At issue is the definition of just who is a member in a DAO.

The CFTC sued Ooki DAO last month on allegations that it was offering margined and leveraged trading products without registering as a futures commission merchant or having a know-your-customer process. The regulator also settled with the DAO's predecessor, bZeroX, and the company's founders, Kyle Kistner and Tom Bean. BZeroX, Bean and Kistner were accused of the same conduct that Ooki DAO allegedly engages in, though the CFTC settled Bean and Kistner's DAO-related charges alongside the bZeroX charges.

Read more: CFTC’s Ooki DAO Action Shatters Illusion of Regulator-Proof Protocol

The DEF argued in its filing that DAOs are not the same as centralized businesses and should not be treated the same.

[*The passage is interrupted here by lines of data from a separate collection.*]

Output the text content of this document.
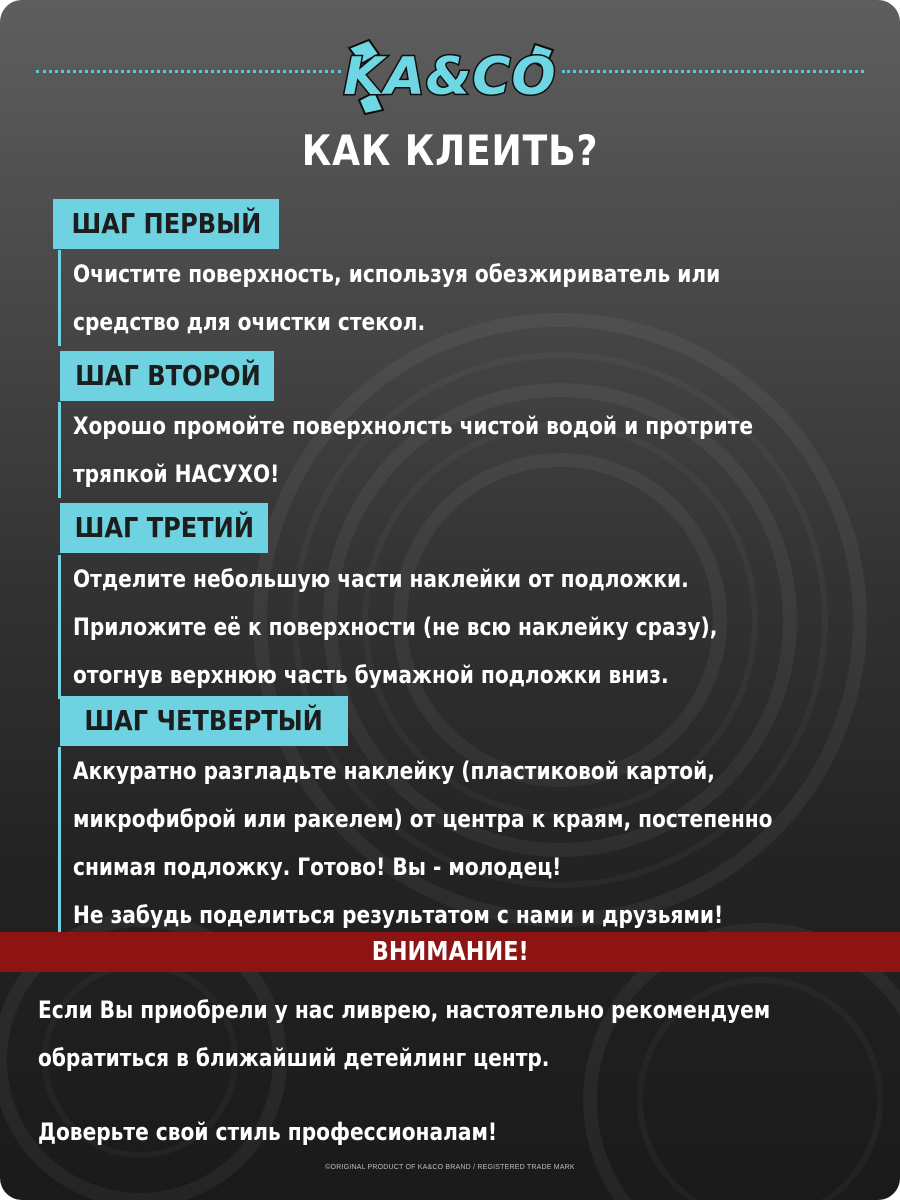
KA&CO
КАК КЛЕИТЬ?
ШАГ ПЕРВЫЙ
Очистите поверхность, используя обезжириватель или
средство для очистки стекол.
ШАГ ВТОРОЙ
Хорошо промойте поверхнолсть чистой водой и протрите
тряпкой НАСУХО!
ШАГ ТРЕТИЙ
Отделите небольшую части наклейки от подложки.
Приложите её к поверхности (не всю наклейку сразу),
отогнув верхнюю часть бумажной подложки вниз.
ШАГ ЧЕТВЕРТЫЙ
Аккуратно разгладьте наклейку (пластиковой картой,
микрофиброй или ракелем) от центра к краям, постепенно
снимая подложку. Готово! Вы - молодец!
Не забудь поделиться результатом с нами и друзьями!
ВНИМАНИЕ!
Если Вы приобрели у нас ливрею, настоятельно рекомендуем
обратиться в ближайший детейлинг центр.
Доверьте свой стиль профессионалам!
©ORIGINAL PRODUCT OF KA&CO BRAND / REGISTERED TRADE MARK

"In many cases, DAOs lack any central organization or management, and many DAO token holders often lack coordination or common objectives. As a result, DAOs will often not be 'associations' of any kind, and therefore will not be proper defendants in an enforcement action brought under the Commodity Exchange Act ('CEA'), which requires that a defendant be a 'person' (defined to include 'associations')," the DEF's filing said.

The CFTC should have to prove that Ooki DAO is "an association" before it can serve it.

Beyond that, the CFTC's current effort to serve the DAO is inadequate, the DEF argued.

In a statement shared with CoinDesk, a spokesperson said, "If the CFTC is allowed to proceed in, what we view as, a misguided method of service that deprives the Ooki DAO token holders their right to due process, then it would not just result in a serious misjustice, but also will chill novel innovation and innovative forms of governance and software development in the United States."